Because she's a Russia scholar, Secretary Rice will be quite familiar with Lenin's term, "useful idiot." Near the end of her decade on Chevron's board (she joined it in 1991 while a professor at Stanford University), the corporation cooked up the very responsible-sounding "The Chevron Way to a Strong Board." As chairman of the "Public Policy Committee," she should have been tuned in to the open secret of kickbacks being paid to Saddam starting in June 2000 (everyone in the industry knew, according to investigators quoted in this morning's International Herald Tribune). While she left the board to head the National Security Council seven months later, there was plenty of time to keep Chevron from buying millions of barrels of crude from Iraq and sending around $20 million to Saddam's private accounts and "pet projects" like aiding Russian whacko bigot, Vladimir Zhirinovsky.

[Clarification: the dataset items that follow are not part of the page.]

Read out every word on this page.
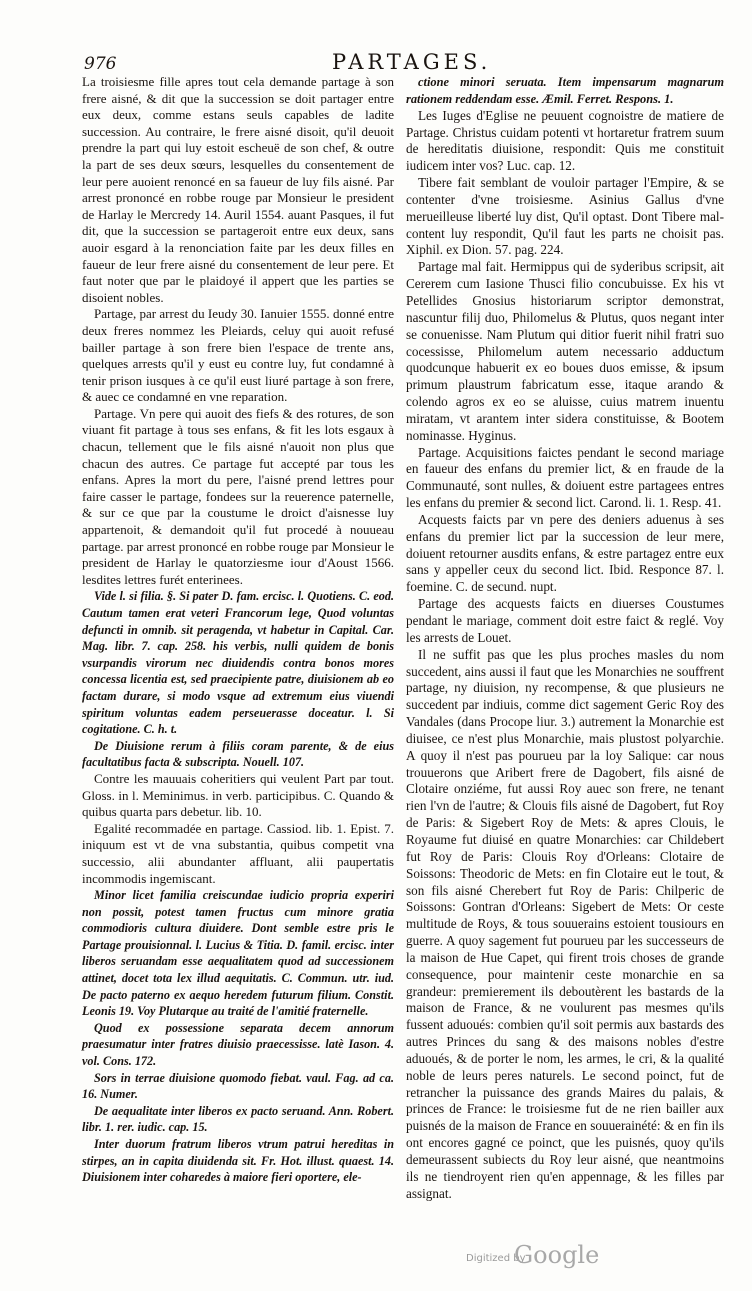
976	PARTAGES.

La troisiesme fille apres tout cela demande partage à son frere aisné, & dit que la succession se doit partager entre eux deux, comme estans seuls capables de ladite succession. Au contraire, le frere aisné disoit, qu'il deuoit prendre la part qui luy estoit escheuë de son chef, & outre la part de ses deux sœurs, lesquelles du consentement de leur pere auoient renoncé en sa faueur de luy fils aisné. Par arrest prononcé en robbe rouge par Monsieur le president de Harlay le Mercredy 14. Auril 1554. auant Pasques, il fut dit, que la succession se partageroit entre eux deux, sans auoir esgard à la renonciation faite par les deux filles en faueur de leur frere aisné du consentement de leur pere. Et faut noter que par le plaidoyé il appert que les parties se disoient nobles.

Partage, par arrest du Ieudy 30. Ianuier 1555. donné entre deux freres nommez les Pleiards, celuy qui auoit refusé bailler partage à son frere bien l'espace de trente ans, quelques arrests qu'il y eust eu contre luy, fut condamné à tenir prison iusques à ce qu'il eust liuré partage à son frere, & auec ce condamné en vne reparation.

Partage. Vn pere qui auoit des fiefs & des rotures, de son viuant fit partage à tous ses enfans, & fit les lots esgaux à chacun, tellement que le fils aisné n'auoit non plus que chacun des autres. Ce partage fut accepté par tous les enfans. Apres la mort du pere, l'aisné prend lettres pour faire casser le partage, fondees sur la reuerence paternelle, & sur ce que par la coustume le droict d'aisnesse luy appartenoit, & demandoit qu'il fut procedé à nouueau partage. par arrest prononcé en robbe rouge par Monsieur le president de Harlay le quatorziesme iour d'Aoust 1566. lesdites lettres furét enterinees.

Vide l. si filia. §. Si pater D. fam. ercisc. l. Quotiens. C. eod. Cautum tamen erat veteri Francorum lege, Quod voluntas defuncti in omnib. sit peragenda, vt habetur in Capital. Car. Mag. libr. 7. cap. 258. his verbis, nulli quidem de bonis vsurpandis virorum nec diuidendis contra bonos mores concessa licentia est, sed praecipiente patre, diuisionem ab eo factam durare, si modo vsque ad extremum eius viuendi spiritum voluntas eadem perseuerasse doceatur. l. Si cogitatione. C. h. t.

De Diuisione rerum à filiis coram parente, & de eius facultatibus facta & subscripta. Nouell. 107.

Contre les mauuais coheritiers qui veulent Part par tout. Gloss. in l. Meminimus. in verb. participibus. C. Quando & quibus quarta pars debetur. lib. 10.

Egalité recommadée en partage. Cassiod. lib. 1. Epist. 7. iniquum est vt de vna substantia, quibus competit vna successio, alii abundanter affluant, alii paupertatis incommodis ingemiscant.

Minor licet familia creiscundae iudicio propria experiri non possit, potest tamen fructus cum minore gratia commodioris cultura diuidere. Dont semble estre pris le Partage prouisionnal. l. Lucius & Titia. D. famil. ercisc. inter liberos seruandam esse aequalitatem quod ad successionem attinet, docet tota lex illud aequitatis. C. Commun. utr. iud. De pacto paterno ex aequo heredem futurum filium. Constit. Leonis 19. Voy Plutarque au traité de l'amitié fraternelle.

Quod ex possessione separata decem annorum praesumatur inter fratres diuisio praecessisse. latè Iason. 4. vol. Cons. 172.

Sors in terrae diuisione quomodo fiebat. vaul. Fag. ad ca. 16. Numer.

De aequalitate inter liberos ex pacto seruand. Ann. Robert. libr. 1. rer. iudic. cap. 15.

Inter duorum fratrum liberos vtrum patrui hereditas in stirpes, an in capita diuidenda sit. Fr. Hot. illust. quaest. 14. Diuisionem inter coharedes à maiore fieri oportere, ele-

ctione minori seruata. Item impensarum magnarum rationem reddendam esse. Æmil. Ferret. Respons. 1.

Les Iuges d'Eglise ne peuuent cognoistre de matiere de Partage. Christus cuidam potenti vt hortaretur fratrem suum de hereditatis diuisione, respondit: Quis me constituit iudicem inter vos? Luc. cap. 12.

Tibere fait semblant de vouloir partager l'Empire, & se contenter d'vne troisiesme. Asinius Gallus d'vne merueilleuse liberté luy dist, Qu'il optast. Dont Tibere mal-content luy respondit, Qu'il faut les parts ne choisit pas. Xiphil. ex Dion. 57. pag. 224.

Partage mal fait. Hermippus qui de syderibus scripsit, ait Cererem cum Iasione Thusci filio concubuisse. Ex his vt Petellides Gnosius historiarum scriptor demonstrat, nascuntur filij duo, Philomelus & Plutus, quos negant inter se conuenisse. Nam Plutum qui ditior fuerit nihil fratri suo cocessisse, Philomelum autem necessario adductum quodcunque habuerit ex eo boues duos emisse, & ipsum primum plaustrum fabricatum esse, itaque arando & colendo agros ex eo se aluisse, cuius matrem inuentu miratam, vt arantem inter sidera constituisse, & Bootem nominasse. Hyginus.

Partage. Acquisitions faictes pendant le second mariage en faueur des enfans du premier lict, & en fraude de la Communauté, sont nulles, & doiuent estre partagees entres les enfans du premier & second lict. Carond. li. 1. Resp. 41.

Acquests faicts par vn pere des deniers aduenus à ses enfans du premier lict par la succession de leur mere, doiuent retourner ausdits enfans, & estre partagez entre eux sans y appeller ceux du second lict. Ibid. Responce 87. l. foemine. C. de secund. nupt.

Partage des acquests faicts en diuerses Coustumes pendant le mariage, comment doit estre faict & reglé. Voy les arrests de Louet.

Il ne suffit pas que les plus proches masles du nom succedent, ains aussi il faut que les Monarchies ne souffrent partage, ny diuision, ny recompense, & que plusieurs ne succedent par indiuis, comme dict sagement Geric Roy des Vandales (dans Procope liur. 3.) autrement la Monarchie est diuisee, ce n'est plus Monarchie, mais plustost polyarchie. A quoy il n'est pas pourueu par la loy Salique: car nous trouuerons que Aribert frere de Dagobert, fils aisné de Clotaire onziéme, fut aussi Roy auec son frere, ne tenant rien l'vn de l'autre; & Clouis fils aisné de Dagobert, fut Roy de Paris: & Sigebert Roy de Mets: & apres Clouis, le Royaume fut diuisé en quatre Monarchies: car Childebert fut Roy de Paris: Clouis Roy d'Orleans: Clotaire de Soissons: Theodoric de Mets: en fin Clotaire eut le tout, & son fils aisné Cherebert fut Roy de Paris: Chilperic de Soissons: Gontran d'Orleans: Sigebert de Mets: Or ceste multitude de Roys, & tous souuerains estoient tousiours en guerre. A quoy sagement fut pourueu par les successeurs de la maison de Hue Capet, qui firent trois choses de grande consequence, pour maintenir ceste monarchie en sa grandeur: premierement ils deboutèrent les bastards de la maison de France, & ne voulurent pas mesmes qu'ils fussent aduoués: combien qu'il soit permis aux bastards des autres Princes du sang & des maisons nobles d'estre aduoués, & de porter le nom, les armes, le cri, & la qualité noble de leurs peres naturels. Le second poinct, fut de retrancher la puissance des grands Maires du palais, & princes de France: le troisiesme fut de ne rien bailler aux puisnés de la maison de France en souuerainété: & en fin ils ont encores gagné ce poinct, que les puisnés, quoy qu'ils demeurassent subiects du Roy leur aisné, que neantmoins ils ne tiendroyent rien qu'en appennage, & les filles par assignat.

Digitized by
Google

"The Chevron Way to a Strong Board", after all, emphasized "ensuring that management and the CEO lay the company's problems out on the table," according to CEO at the time, Kenneth Derr. Sounds really thoughtful and, like most Corporate Social Responsibility blather, aimed at concrete problems. Problem is, even the top officials can be faked out or lack interest in flagging the most blatant acts of cupidity.
Chevron will pay around $25 million to settle the charges - an amount the company will recoup hundreds of times over if the Iraq oil law goes forward with Production Sharing Agreements in the legislation.
In a more just world, such a spectacular failure of "Corporate Social Responsibility" would occasion a spate of investigative reports about how other corporations (shoe, apparel, electronics, toys, etc.) are cheating workers or abusing the environment while pledging that contractors are "clean" and "green." Maybe a Democratic candidate will pick up on the issue.